A Taxonomy for Contrasting Industrial Control Systems Asset Discovery Tools
This work addresses the problem of selecting fit-for-purpose asset discovery tools for organizations managing industrial control systems, but it is incremental as it builds on existing tools and focuses on feature comparison.
The authors tackled the lack of comparative analysis of asset scanning tools for industrial control systems by proposing a taxonomy and conducting the first systematic feature comparison, validating their findings through experimentation on devices from Siemens, Schneider Electric, and Allen Bradley in a testbed.
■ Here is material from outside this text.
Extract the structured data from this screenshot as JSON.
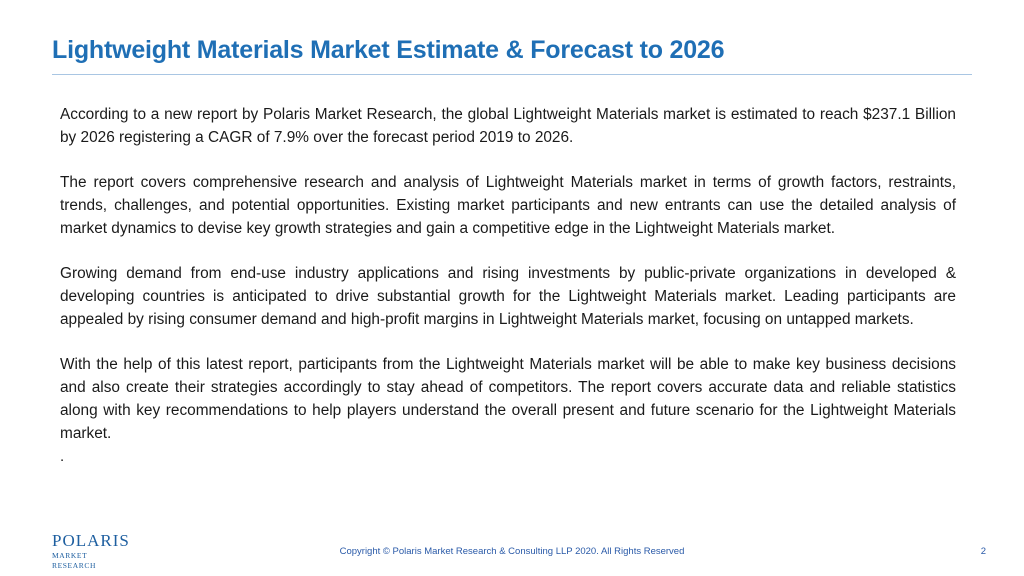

Asset scanning and discovery is the first and foremost step for organizations to understand what assets they have and what to protect. There is currently a plethora of free and commercial asset scanning tools specializing in identifying assets in industrial control systems (ICS). However, there is little information available on their comparative capabilities and how their respective features contrast. Nor is it clear to what depth of scanning these tools can reach and whether they are fit-for-purpose in a scaled industrial network architecture. We provide the first systematic feature comparison of free-to-use asset scanning tools on the basis of an ICS scanning taxonomy that we propose. Based on the taxonomy, we investigate scanning depths reached by the tools' features and validate our investigation through experimentation on Siemens, Schneider Electric, and Allen Bradley devices in a testbed environment.